Hoyer regrets blaming players for failed extensions


Cubs president Jed Hoyer said Tuesday he regrets comments made on the radio this week when he expressed frustration over the club’s failure to extend any of its All-Star core.

“I did express my frustration of never getting deals done,” Hoyer said Tuesday in Denver ahead of the opener of a three-game series against the Rockies. “I think that frustration comes from a good place. It comes from the place of wanting to get deals done and wanting to keep those guys here. 

“If I could do it over again, would I have ended that sentence earlier? I would have.”

In an interview on ESPN 1000’s “Kap & JHood” Monday, Hoyer contended the failure to reach extensions with Javy Báez, Anthony Rizzo and Kris Bryant was on the players, asserting the Cubs' offers will "hold up exceptionally well" historically.

The Cubs traded the three in separate deals last Friday.

“Every one of these guys would say they wanted to stay in Chicago. ‘We want to be a Cub,’” Hoyer told David Kaplan and Jonathan Hood. “But then when we sit down and do negotiations, that wasn’t how they acted.”

Rizzo, speaking on the same radio show Tuesday, pushed back on Hoyer’s Monday comments.
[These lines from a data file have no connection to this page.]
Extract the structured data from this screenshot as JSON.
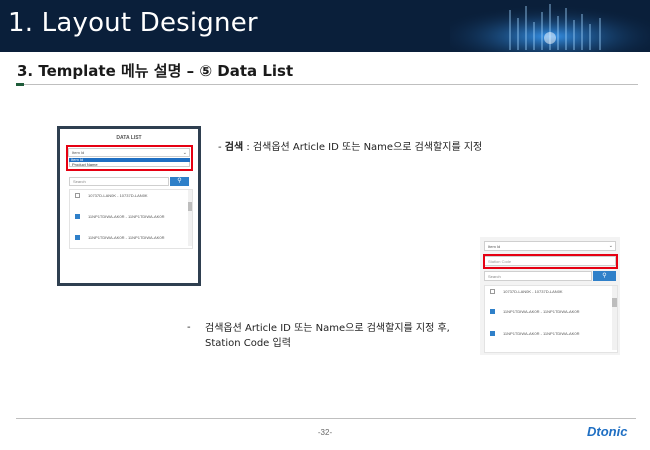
{
  "header": {
    "title": "1. Layout Designer"
  },
  "subtitle": "3.  Template 메뉴 설명 – ⑤ Data List",
  "screenshot1": {
    "title": "DATA LIST",
    "select_value": "Item Id",
    "options": [
      "Item Id",
      "Product Name"
    ],
    "search_placeholder": "Search",
    "rows": [
      {
        "text": "10737D-LAN0K - 10737D-LAN0K",
        "checked": false
      },
      {
        "text": "11NP1TDIWA-AK0R - 11NP1TDIWA-AK0R",
        "checked": true
      },
      {
        "text": "11NP1TDIWA-AK0R - 11NP1TDIWA-AK0R",
        "checked": true
      }
    ]
  },
  "desc1": {
    "bold": "검색",
    "rest": " : 검색옵션 Article ID 또는 Name으로 검색할지를 지정"
  },
  "desc2": {
    "dash": "-",
    "text": "검색옵션 Article ID 또는 Name으로 검색할지를 지정 후, Station Code 입력"
  },
  "screenshot2": {
    "select_value": "Item Id",
    "station_placeholder": "Station Code",
    "search_placeholder": "Search",
    "rows": [
      {
        "text": "10737D-LAN0K - 10737D-LAN0K",
        "checked": false
      },
      {
        "text": "11NP1TDIWA-AK0R - 11NP1TDIWA-AK0R",
        "checked": true
      },
      {
        "text": "11NP1TDIWA-AK0R - 11NP1TDIWA-AK0R",
        "checked": true
      }
    ]
  },
  "footer": {
    "page": "-32-",
    "logo": "Dtonic"
  },
  "colors": {
    "header_bg": "#0a1f3a",
    "highlight": "#e60012",
    "accent": "#2f80c9"
  },
  "icons": {
    "search": "search-icon",
    "dropdown": "chevron-down-icon"
  }
}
The first baseman suggested the Cubs only wanted to re-sign members of their core on discounts.

Hoyer and Rizzo’s relationship spans three organizations, from the Red Sox to the Padres and the Cubs. Both said Tuesday there’s no hard feelings.

“I think the world of him,” Hoyer said of Rizzo. “I think the world of all those guys. Nothing I would ever say would be negative, and if anything, it comes from the place of having hope that we got across the finish line in those deals.

“I think it came from the right place, but I wish I hadn’t gone ahead and said that.

"There’s no soap opera here and our relationship with all those guys is really good, and it will remain that way."

The Cubs president reasserted the club hasn’t closed any doors on Báez, Bryant and Rizzo, adding they deserved to play in pennant races, echoing comments he made after the trades with the Mets, Giants and Yankees.

The trio are set to enter free agency this winter.

“We didn’t end any relationships, we didn’t burn any bridges here at all, and we’ll obviously be having those discussions this winter,” Hoyer said.

Sources have told NBC Sports Chicago that the club is not likely to pursue that with any of the three.

“Clearly there’s no bridges burned, and these guys deserve to be playing in games that matter," Hoyer said, "and not playing in games that ultimately matter for different reasons. 

“They should be competing in games that matter for the pennant races.”